O Brasil registrou 1,242 milhão de tentativas de fraudes em janeiro de 2025, maior volume registrado da série histórica do indicador Tentativas de Fraude da Serasa Experian, iniciada em janeiro de 2023.
O número representa um crescimento de 41,6% em relação a janeiro de 2024 e equivale a uma tentativa de fraude a cada 2,2 segundos. Os dados foram obtidos em primeira mão pelo Broadcast, sistema de notícias em tempo real do Grupo Estado.
“O volume recorde registrado em janeiro evidencia o avanço das fraudes e a necessidade de tecnologias de prevenção cada vez mais robustas. O compromisso das empresas deve ser o de identificar e prevenir essas ações antes que gerem prejuízos para consumidores e para os próprios negócios”, afirma o diretor de Autenticação e Prevenção à Fraude da Serasa Experian, Caio Rocha.
O Indicador Serasa Experian de Tentativas de Fraude – Consumidor é resultado do cruzamento de dois conjuntos de informações das bases de dados:
- Total de consultas de CPFs efetuado mensalmente na Serasa Experian;
- Estimativa do risco de fraude, obtida por meio da aplicação dos modelos probabilísticos de detecção de fraudes desenvolvidos pela Serasa Experian, baseados em dados brasileiros e tecnologia Experian global já consolidada em outros países.
O indicador é constituído pela multiplicação da quantidade de CPFs consultados (item 1) pela probabilidade de fraude (item 2), além da adição do volume de tentativas de fraudes registradas pela companhia referentes a verificação de documentos, biometria facial e verificação cadastral.
O setor de Bancos e Cartões foi o principal alvo dos golpistas, com 52,5% das diligências. Na sequência, apareceram os segmentos de Serviços (33,6%), Financeiras (6,4%), Telefonia (5,9%) e Varejo (1,5%).
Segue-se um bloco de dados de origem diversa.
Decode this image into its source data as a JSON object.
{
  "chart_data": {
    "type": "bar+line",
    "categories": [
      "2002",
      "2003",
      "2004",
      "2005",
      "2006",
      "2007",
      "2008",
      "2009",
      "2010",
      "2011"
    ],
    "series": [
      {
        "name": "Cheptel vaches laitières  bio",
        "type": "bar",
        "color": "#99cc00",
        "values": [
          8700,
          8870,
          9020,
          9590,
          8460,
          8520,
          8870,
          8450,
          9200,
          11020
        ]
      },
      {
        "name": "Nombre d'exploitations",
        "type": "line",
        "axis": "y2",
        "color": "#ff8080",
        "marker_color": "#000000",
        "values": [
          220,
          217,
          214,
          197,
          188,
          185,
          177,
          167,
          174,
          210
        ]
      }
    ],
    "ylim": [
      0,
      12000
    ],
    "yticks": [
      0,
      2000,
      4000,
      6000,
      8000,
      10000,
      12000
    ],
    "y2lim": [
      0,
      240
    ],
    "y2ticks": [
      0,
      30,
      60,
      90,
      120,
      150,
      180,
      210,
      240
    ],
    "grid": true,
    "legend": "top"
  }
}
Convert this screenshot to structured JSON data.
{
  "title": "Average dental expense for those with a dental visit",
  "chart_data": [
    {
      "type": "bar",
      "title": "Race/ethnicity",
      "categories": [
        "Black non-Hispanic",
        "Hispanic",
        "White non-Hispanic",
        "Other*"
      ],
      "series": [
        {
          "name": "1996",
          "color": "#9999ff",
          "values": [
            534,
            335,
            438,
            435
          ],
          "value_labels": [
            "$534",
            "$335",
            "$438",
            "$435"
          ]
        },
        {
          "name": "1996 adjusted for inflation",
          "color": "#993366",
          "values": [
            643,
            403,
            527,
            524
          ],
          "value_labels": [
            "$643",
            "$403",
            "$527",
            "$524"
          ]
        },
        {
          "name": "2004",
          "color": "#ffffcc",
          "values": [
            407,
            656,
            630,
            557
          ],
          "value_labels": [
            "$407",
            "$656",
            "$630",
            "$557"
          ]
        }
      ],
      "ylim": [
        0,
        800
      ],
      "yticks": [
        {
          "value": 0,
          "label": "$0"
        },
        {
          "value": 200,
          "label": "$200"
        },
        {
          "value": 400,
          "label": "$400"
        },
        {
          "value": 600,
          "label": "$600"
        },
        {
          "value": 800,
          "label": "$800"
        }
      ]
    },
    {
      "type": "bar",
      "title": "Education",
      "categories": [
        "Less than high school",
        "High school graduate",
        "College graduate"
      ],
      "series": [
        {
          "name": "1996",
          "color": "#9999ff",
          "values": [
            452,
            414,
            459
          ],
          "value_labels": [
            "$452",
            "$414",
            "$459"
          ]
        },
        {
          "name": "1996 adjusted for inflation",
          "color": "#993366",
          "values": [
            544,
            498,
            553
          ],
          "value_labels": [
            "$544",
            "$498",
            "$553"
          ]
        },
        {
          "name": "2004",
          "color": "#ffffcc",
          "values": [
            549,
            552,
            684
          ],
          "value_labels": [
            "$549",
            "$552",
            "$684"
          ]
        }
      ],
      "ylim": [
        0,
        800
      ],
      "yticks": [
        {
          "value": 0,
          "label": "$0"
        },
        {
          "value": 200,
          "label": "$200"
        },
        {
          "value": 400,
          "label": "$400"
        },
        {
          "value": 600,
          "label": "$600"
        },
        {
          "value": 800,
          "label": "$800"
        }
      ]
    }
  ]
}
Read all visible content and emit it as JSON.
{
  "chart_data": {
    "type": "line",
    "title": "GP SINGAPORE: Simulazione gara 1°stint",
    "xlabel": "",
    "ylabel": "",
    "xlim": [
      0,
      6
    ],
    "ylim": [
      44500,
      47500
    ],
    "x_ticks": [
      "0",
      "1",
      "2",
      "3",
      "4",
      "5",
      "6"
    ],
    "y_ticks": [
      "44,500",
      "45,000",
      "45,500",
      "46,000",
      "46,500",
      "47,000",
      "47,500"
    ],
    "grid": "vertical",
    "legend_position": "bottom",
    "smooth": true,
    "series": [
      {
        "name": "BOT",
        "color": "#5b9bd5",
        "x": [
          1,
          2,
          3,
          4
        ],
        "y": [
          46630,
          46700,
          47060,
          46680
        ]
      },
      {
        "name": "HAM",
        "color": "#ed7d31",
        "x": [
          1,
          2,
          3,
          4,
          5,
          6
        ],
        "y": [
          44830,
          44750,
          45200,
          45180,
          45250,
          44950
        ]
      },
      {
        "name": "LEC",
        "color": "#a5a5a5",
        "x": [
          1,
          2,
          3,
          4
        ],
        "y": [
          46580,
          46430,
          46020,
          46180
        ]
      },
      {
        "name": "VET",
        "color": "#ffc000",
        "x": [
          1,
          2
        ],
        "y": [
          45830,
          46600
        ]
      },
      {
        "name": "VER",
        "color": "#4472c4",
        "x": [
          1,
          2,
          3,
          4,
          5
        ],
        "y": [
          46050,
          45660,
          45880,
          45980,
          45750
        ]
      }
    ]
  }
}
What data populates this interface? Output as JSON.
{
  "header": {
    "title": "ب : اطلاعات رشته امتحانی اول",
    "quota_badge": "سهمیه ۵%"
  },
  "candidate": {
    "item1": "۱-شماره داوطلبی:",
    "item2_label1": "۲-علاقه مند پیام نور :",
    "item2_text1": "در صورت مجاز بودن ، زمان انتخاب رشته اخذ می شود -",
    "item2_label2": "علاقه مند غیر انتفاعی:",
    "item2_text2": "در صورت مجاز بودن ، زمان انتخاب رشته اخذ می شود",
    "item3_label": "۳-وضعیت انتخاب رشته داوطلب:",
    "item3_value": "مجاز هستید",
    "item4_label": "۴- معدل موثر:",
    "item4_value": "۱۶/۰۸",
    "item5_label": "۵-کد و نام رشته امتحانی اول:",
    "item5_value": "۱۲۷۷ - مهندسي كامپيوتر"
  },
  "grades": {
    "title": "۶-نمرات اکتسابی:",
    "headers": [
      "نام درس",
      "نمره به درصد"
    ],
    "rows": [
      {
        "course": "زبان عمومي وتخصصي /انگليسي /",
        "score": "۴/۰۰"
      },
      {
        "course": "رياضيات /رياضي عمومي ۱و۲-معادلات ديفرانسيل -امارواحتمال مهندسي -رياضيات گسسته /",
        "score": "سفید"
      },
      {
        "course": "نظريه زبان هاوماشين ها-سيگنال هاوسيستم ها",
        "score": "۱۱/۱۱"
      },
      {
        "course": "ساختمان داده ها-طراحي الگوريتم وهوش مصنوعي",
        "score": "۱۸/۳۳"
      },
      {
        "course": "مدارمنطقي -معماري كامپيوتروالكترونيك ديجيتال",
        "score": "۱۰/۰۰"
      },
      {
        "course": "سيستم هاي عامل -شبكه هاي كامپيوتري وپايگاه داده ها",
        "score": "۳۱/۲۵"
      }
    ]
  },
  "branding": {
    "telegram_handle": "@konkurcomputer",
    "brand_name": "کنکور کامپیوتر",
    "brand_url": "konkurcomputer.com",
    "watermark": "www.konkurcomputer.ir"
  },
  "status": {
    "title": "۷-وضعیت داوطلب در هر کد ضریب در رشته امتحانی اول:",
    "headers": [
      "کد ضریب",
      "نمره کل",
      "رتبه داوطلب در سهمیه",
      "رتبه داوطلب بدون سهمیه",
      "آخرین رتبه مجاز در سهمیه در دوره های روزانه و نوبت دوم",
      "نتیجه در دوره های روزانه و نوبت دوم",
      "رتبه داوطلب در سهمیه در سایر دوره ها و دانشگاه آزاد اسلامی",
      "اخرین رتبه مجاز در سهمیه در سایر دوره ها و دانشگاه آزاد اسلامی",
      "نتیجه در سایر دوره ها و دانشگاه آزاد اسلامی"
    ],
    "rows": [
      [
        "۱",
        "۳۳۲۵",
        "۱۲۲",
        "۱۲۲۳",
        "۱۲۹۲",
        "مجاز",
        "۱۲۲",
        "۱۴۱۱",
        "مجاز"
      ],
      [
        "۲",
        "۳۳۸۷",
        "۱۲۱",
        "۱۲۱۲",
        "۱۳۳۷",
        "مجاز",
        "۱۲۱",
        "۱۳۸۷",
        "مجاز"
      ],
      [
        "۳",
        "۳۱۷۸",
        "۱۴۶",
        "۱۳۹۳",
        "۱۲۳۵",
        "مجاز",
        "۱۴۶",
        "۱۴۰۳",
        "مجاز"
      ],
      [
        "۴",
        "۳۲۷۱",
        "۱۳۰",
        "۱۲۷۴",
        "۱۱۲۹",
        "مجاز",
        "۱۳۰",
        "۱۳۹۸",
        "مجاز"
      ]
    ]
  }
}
Na análise por modalidade, quase metade das tentativas de fraude (49,4%) foi detectada por meio de inconsistências na verificação cadastral, como divergências em dados pessoais ou endereços.
Já as tecnologias de autenticação biométrica e análise documental foram responsáveis por identificar 44% dos casos. A verificação de dispositivos, que avalia comportamentos suspeitos em aparelhos e navegadores, respondeu por 6,5% das ocorrências.
Segundo Rocha, a estratégia de autenticação em camadas, combinada com inteligência de dados, tem sido essencial para antecipar riscos e fortalecer a segurança digital.
As tentativas de fraude continuaram mirando, principalmente, a população economicamente ativa. Em janeiro, pessoas entre 36 e 50 anos foram as mais visadas, concentrando 32,9% das ocorrências. Na sequência, as faixas de 26 a 35 anos (26,7%), até 25 anos (15,5%), 51 a 60 anos (13,3%) e acima de 60 anos (11,6%).